WASHINGTON—This year marks the 30th anniversary of the fall of the Berlin Wall, and valuable lessons could be learned from former President Ronald Reagan’s policies and vision that contributed mightily to the bloodless collapse of the Wall and the Soviet empire.
Reagan repeatedly said that his strategy for the Soviet Union was simple: “We win, they lose.” But he knew the war against the Soviets wouldn’t be fought on the battlefield with guns and rockets.
As former British Prime Minister Margaret Thatcher put it, “Reagan won the Cold War without firing a shot.”
Lenczowski, who also served on Reagan’s National Security Council from 1983 to 1987, said the administration’s “strategic purpose was to try to connect with the peoples of the Soviet empire to make them feel as though they were not alone.”
“Because the principal method of the rule of these regimes was to cram their people into a mold, into which they could not fit,” he said at an event hosted by the IWP on Nov. 15.
He noted that about 30 percent of the population in East Germany, for example, were secret informants of the regime, which created an atmosphere of fear and atomization of society.
“And then all of this was enforced by political correctness, by ideological conformity, and the monopoly by the regime of all the instruments of communication, information, and education,” he said.
‘The Great Communicator’
Reagan, who served as the 40th president of the United States, from 1981 to 1989, was known as “The Great Communicator.” He used radio broadcasting as one of the principal ways of connecting with people overseas.He ordered the strengthening of U.S. international broadcasters, including the Voice of America, Radio Free Europe, and Radio Liberty.
“We got $2.5 billion in order to strengthen the signals and the programming of those radios,” Lenczowski said.
Dissemination of America’s message abroad was a key part of the Reagan administration’s foreign policy, and a new technology back in the day had enabled it.
According to Kenneth Adelman, former U.S. ambassador to the United Nations and arms control director for Reagan, the technology was “the evolving global communications network which has made public diplomacy a more powerful instrument.”
An article by Adelman published in 1981 in Foreign Affairs magazine explained Reagan’s foreign policy approach.
‘Dankest Corridors of the Gulag’
In 1983, Reagan gave one of his famous speeches in which he branded the Soviet Union as an “evil empire” for the first time, and framed the conflict between the two superpowers as a struggle between “good and evil.”“This reverberated, as I like to say, in the dankest corridors of the Gulag,” Lenczowski said, referring to forced labor camps.
Reagan’s presidential rhetoric gave sudden hope to many dissidents and human rights activists inside the communist bloc, such as Vladimir Bukovsky and Nathan Sharansky, who were imprisoned in those Soviet gulags, he said.
Reagan, however, was fighting a domestic war as well.

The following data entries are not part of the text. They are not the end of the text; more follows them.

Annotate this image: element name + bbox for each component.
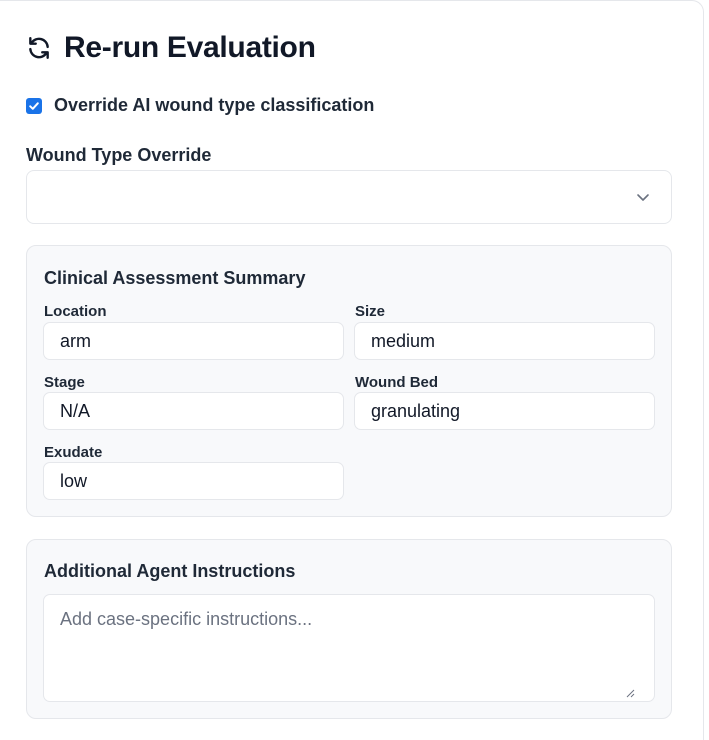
panel-header: Re-run Evaluation — [26, 31, 316, 65]
agent-instructions-title: Additional Agent Instructions — [44, 561, 296, 581]
wound-type-label: Wound Type Override — [26, 145, 212, 165]
checkmark-icon — [29, 101, 39, 110]
agent-instructions-textarea[interactable]: Add case-specific instructions... — [43, 594, 655, 702]
override-checkbox-label[interactable]: Override AI wound type classification — [54, 95, 374, 116]
exudate-label: Exudate — [44, 444, 103, 461]
refresh-icon — [26, 35, 52, 61]
override-toggle-row[interactable]: Override AI wound type classification — [26, 95, 374, 116]
size-field[interactable]: medium — [354, 322, 655, 360]
agent-instructions-card: Additional Agent Instructions Add case-s… — [26, 539, 672, 719]
size-label: Size — [355, 303, 386, 320]
stage-field[interactable]: N/A — [43, 392, 344, 430]
wound-bed-field[interactable]: granulating — [354, 392, 655, 430]
clinical-assessment-title: Clinical Assessment Summary — [44, 268, 306, 288]
chevron-down-icon — [637, 194, 649, 201]
override-checkbox[interactable] — [26, 97, 42, 114]
location-field[interactable]: arm — [43, 322, 344, 360]
wound-type-select[interactable] — [26, 170, 672, 224]
clinical-assessment-card: Clinical Assessment Summary Location arm… — [26, 245, 672, 517]
location-label: Location — [44, 303, 107, 320]
stage-label: Stage — [44, 374, 85, 391]
resize-handle-icon[interactable] — [625, 688, 635, 698]
rerun-evaluation-panel: Re-run Evaluation Override AI wound type… — [0, 0, 704, 740]
page-title: Re-run Evaluation — [64, 31, 316, 64]
wound-bed-label: Wound Bed — [355, 374, 439, 391]
exudate-field[interactable]: low — [43, 462, 344, 500]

Many in Washington—including his own staff—believed that the U.S. government should be soft on communism and accept the Soviet regime as here for good.
The Berlin Wall
Reagan’s ideas were so radical at the time that almost no one believed he was right. But Reagan and some in his administration saw Soviet weakness and believed many things about their system were “contrary to human nature,” Lenczowski said.In 1987, Reagan called on Soviet leader Mikhail Gorbachev to “tear down this wall,” in his famous speech in Berlin.
According to Peter Robinson, Reagan’s speechwriter, however, “the State Department, the National Security Council, and the ranking American diplomat in Berlin all objected to it.”
“The president insisted on delivering the call anyway,” Robinson wrote in a Wall Street Journal op-ed in 2012.
Almost two and a half years later, on Nov. 9, 1989, the physical wall that divided East and West Berlin for nearly three decades was indeed taken down.
Despite all the domestic resistance, Reagan’s strategy worked. His policies, along with his public diplomacy, were instrumental in leading to the removal of the Wall, followed by the eradication of communism in Eastern Europe, and eventually, the fall of the Soviet Union in 1991.
According to Lenczowski, public diplomacy should be an integral part of today’s foreign policy establishment.
“The State Department has long had a culture that focuses principally on relations with governments, as opposed to relations with people,” he said.
Changing this culture, he said, “requires political leadership.”